Ever since the final whistle at Illinois on Saturday, only one thought has occupied the Gophers' brains.
The pig, the pig, the pig.
Coach P.J. Fleck has repeatedly drilled it into his players, lecturing the new and reminding the old about the history and importance of the Floyd of Rosedale trophy, a prized possession the Gophers and Hawkeyes have vied for through the decades.
There are posters of it hanging around the Gophers' football facility, lest the bronze statue ever slip to the back of a player's mind. Heading into Friday's game against Iowa at TCF Bank Stadium, Fleck has even demanded his players think about the trophy just before bed — and count pigs instead of sheep — so the rivalry will infiltrate their dreams.
Iowa doesn't need subconscious messaging. It has the real thing set up in its weight room, the pig's home since 2015.

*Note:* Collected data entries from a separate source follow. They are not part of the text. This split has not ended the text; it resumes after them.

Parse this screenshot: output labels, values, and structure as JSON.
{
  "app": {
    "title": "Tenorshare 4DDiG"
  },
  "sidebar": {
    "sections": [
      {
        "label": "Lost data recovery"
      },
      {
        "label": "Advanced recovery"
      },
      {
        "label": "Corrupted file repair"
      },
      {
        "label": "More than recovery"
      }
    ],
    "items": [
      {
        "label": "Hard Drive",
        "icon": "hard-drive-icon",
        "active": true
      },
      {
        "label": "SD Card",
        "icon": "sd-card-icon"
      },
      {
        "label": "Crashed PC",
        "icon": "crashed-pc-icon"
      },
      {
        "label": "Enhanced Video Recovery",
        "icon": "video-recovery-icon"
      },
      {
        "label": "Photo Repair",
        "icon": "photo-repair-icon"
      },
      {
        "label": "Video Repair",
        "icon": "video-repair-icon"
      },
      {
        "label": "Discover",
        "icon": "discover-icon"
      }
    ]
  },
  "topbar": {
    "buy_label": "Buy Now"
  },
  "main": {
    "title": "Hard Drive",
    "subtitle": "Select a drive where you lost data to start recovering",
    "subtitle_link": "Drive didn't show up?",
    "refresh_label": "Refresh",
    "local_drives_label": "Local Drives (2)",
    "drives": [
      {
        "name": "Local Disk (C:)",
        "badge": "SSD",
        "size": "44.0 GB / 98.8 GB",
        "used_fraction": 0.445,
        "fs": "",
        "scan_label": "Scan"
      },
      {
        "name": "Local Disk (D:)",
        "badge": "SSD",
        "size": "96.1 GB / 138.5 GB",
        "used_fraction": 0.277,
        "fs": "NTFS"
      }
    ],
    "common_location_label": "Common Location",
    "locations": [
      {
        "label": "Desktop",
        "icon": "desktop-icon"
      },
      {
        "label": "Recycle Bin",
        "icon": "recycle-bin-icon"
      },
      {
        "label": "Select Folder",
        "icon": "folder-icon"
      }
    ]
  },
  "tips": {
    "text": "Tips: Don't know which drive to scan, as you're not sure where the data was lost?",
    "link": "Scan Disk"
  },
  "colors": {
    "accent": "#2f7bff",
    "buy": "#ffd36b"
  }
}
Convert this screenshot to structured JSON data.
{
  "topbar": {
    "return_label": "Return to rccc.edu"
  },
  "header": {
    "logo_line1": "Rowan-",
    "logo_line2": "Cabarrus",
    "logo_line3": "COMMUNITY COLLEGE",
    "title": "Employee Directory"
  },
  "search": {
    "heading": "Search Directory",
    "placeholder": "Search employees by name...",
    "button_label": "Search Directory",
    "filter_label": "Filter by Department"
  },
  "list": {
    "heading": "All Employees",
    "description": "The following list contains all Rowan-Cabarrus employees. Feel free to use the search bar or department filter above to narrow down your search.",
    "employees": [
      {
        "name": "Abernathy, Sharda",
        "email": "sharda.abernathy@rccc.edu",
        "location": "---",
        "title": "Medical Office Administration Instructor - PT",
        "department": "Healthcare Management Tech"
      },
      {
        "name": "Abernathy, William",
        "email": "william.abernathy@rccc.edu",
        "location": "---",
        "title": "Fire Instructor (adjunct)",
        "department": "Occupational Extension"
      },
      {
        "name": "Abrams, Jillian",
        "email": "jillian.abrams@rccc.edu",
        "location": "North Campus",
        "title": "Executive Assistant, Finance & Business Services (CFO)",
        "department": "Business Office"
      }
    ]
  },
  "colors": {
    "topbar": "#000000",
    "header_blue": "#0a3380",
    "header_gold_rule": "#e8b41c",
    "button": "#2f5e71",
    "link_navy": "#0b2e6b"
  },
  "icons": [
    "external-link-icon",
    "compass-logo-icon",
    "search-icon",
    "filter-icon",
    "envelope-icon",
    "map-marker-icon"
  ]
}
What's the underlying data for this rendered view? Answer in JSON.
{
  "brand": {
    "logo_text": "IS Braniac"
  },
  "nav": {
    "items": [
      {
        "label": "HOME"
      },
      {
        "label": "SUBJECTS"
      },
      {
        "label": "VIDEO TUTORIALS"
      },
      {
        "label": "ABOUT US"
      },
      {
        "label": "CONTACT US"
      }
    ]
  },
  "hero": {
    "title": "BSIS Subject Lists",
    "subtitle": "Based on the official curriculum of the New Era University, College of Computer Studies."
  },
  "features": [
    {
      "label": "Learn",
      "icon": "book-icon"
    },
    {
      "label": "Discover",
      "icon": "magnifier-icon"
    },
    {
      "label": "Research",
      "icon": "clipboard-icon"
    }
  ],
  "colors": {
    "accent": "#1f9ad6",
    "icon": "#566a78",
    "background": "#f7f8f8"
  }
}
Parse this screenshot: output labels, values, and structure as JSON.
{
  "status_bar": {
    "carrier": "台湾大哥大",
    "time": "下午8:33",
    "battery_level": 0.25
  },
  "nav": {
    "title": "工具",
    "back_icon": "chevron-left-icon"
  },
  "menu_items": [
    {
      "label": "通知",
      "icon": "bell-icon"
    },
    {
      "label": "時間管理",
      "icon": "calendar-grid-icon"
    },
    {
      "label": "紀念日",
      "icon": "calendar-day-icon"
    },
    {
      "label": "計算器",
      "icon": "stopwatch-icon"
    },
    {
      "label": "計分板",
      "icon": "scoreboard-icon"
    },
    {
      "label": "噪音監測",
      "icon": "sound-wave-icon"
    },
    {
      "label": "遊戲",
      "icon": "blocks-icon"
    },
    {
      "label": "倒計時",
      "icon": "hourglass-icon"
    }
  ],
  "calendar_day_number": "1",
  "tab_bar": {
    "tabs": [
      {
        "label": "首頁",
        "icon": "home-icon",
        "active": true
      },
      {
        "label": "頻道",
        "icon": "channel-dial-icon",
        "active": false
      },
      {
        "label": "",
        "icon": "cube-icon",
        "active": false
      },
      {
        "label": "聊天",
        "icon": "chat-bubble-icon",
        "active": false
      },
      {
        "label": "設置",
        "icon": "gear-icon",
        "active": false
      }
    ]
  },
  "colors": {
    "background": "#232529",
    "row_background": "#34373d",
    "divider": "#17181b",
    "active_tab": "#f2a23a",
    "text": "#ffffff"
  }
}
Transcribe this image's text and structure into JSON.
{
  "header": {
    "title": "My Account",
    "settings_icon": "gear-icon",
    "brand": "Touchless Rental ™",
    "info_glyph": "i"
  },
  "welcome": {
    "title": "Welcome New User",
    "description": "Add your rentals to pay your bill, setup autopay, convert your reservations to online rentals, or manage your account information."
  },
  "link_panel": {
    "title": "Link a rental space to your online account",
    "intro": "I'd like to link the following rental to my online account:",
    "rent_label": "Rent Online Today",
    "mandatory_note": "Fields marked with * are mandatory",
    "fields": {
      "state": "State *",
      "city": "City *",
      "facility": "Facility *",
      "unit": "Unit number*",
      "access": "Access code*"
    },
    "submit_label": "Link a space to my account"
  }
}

"At the end of Friday night, somebody is going to walk away with that pig," Gophers offensive lineman Blaise Andries said. "And we don't just want it to be us. We desire it. We obsess over it. We are going to do everything we can to get that pig."
This 114th installment of the border battle — while annually filled with vim and vigor — feels a little different from years past because of and in spite of football.
On the field, the Gophers have a wrong to set right. They were 9-0 last year, riding high off beating higher-ranked Penn State at home, basically creating a straight line to the Big Ten championship, the Rose Bowl, maybe even the College Football Playoff. Instead, they went to Iowa and lost 23-19, knocking the Gophers off their postseason trajectory.